Elle est déjà en colère.
Ne voyant venir personne, elle rentre dans la maison et pousse avec vigueur le rideau de coquillages qui clôt l'entrée. Le rideau tintinnabule dans l'air.
Edouardine est rassurée. A l’abri des grands épis de blé dont les têtes barbues, soulevées par une toute petite brise d'été, dansent comme des papillons légers, elle tresse de ses doigts, trois longues tiges qu'elle a arrachées à ses pieds. Une couronne. Une couronne royale. Elle la décorera avec les coquelicots et les boutons d'or qu'elle a ramassés. Dix rangs de tresse, un coquelicot, dix rangs de tresse, un bouton d'or. Il y a dix boutons d'or et dix coquelicots. Elle sait compter. Ce sera très joli.
Son père, Alphonse, doit réparer quelque meuble dans l’appentis attenant à la maison. Depuis qu'il est rentré de la mer, il s'adonne au petit bricolage d'entretien. Les coups du marteau arrivent à elle, portés par le souffle aérien qui court dans le ciel et fait s'envoler les fleurs de pissenlit, fouinant l'air comme des petits insectes.
Edouardine se fait toujours disputer. Marie-Constance, sa mère, lui claque souvent la joue, d'une main nerveuse et aride. Il faut donner à manger aux poules ; apporter la nourriture aux porcs et le picotin aux deux petits ânes qu'on a dans un pré ; et puis nettoyer les tapis, plier les draps, éplucher les légumes, battre les œufs, mettre la table et la desservir. Ce n'est jamais fini. Et avec Marie-Constance, ce n'est jamais assez bien. Edouardine dit « Maman » quand elle s'adresse à sa mère et « Marie-Constance » lorsqu'elle pense à elle.
Au moins, à l’école, Edouardine a le temps de s'asseoir.

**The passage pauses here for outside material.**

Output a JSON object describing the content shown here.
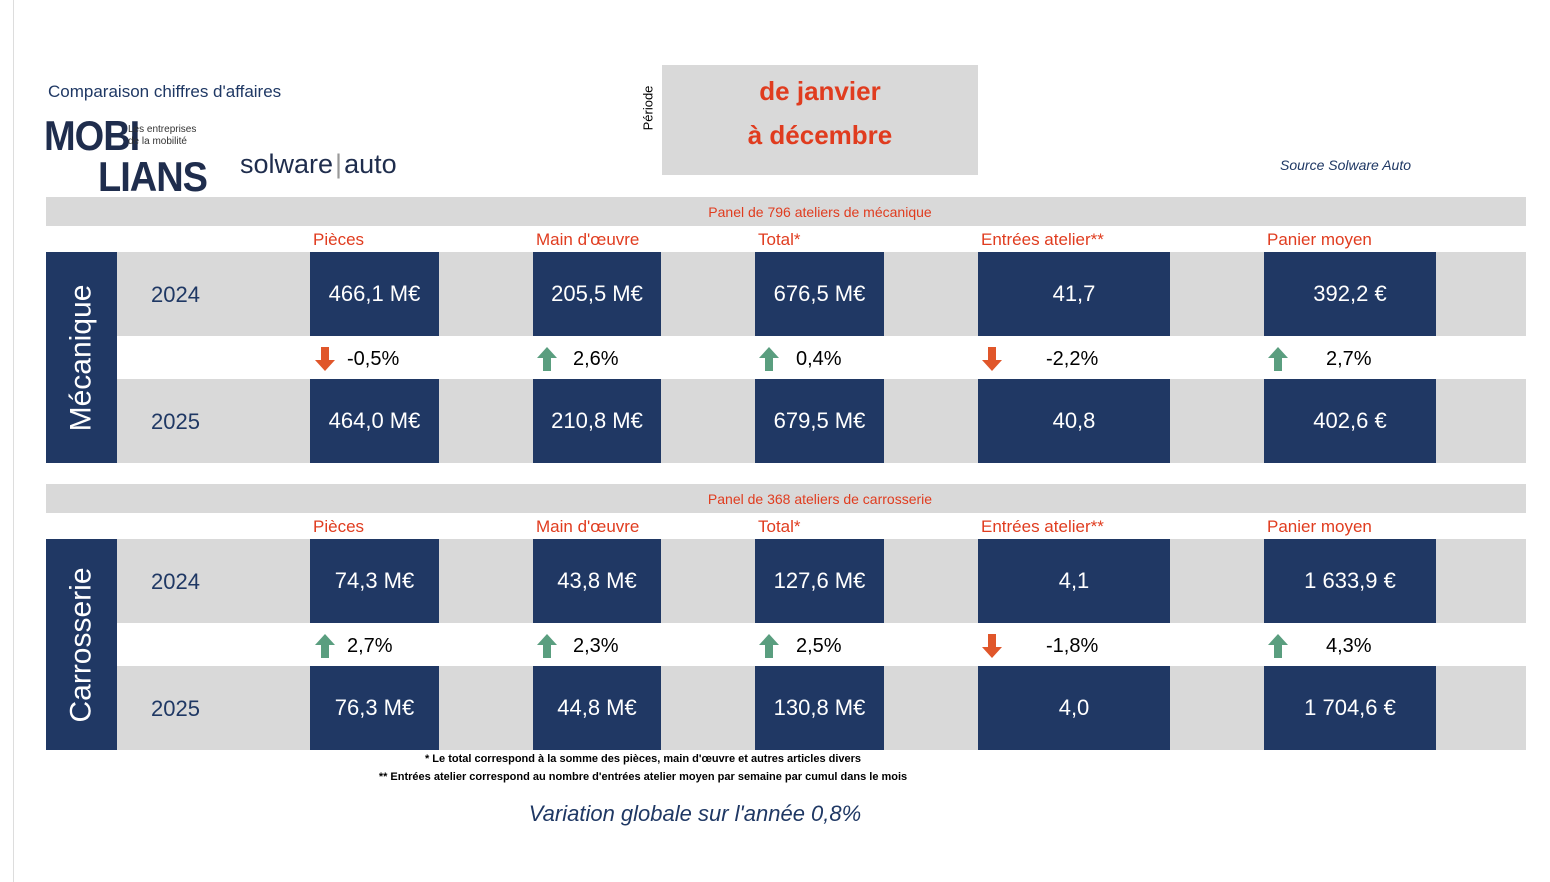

Même après une bonne heure de marche avec les frères, elle est contente d'être en classe. Maintenant, elle sait parfaitement tracer les lettres et les reconnaître. Elle les prononce souvent à voix haute, avec une curiosité enjouée et chantante, les nomme une à une, comme des copines. Le « a » fait faire comme les bébés : on ouvre grand la bouche ; le « b » rend imbécile quand on se regarde le dire : il faut avancer les deux lèvres en avant ; le « c » montre toutes les dents ; pour le « d », c'est toute la langue qui vient taper contre. C'est le « z » qui l'amuse le plus, l'une des lettres les plus faciles à prononcer. Il suffit de reproduire le son des mouches.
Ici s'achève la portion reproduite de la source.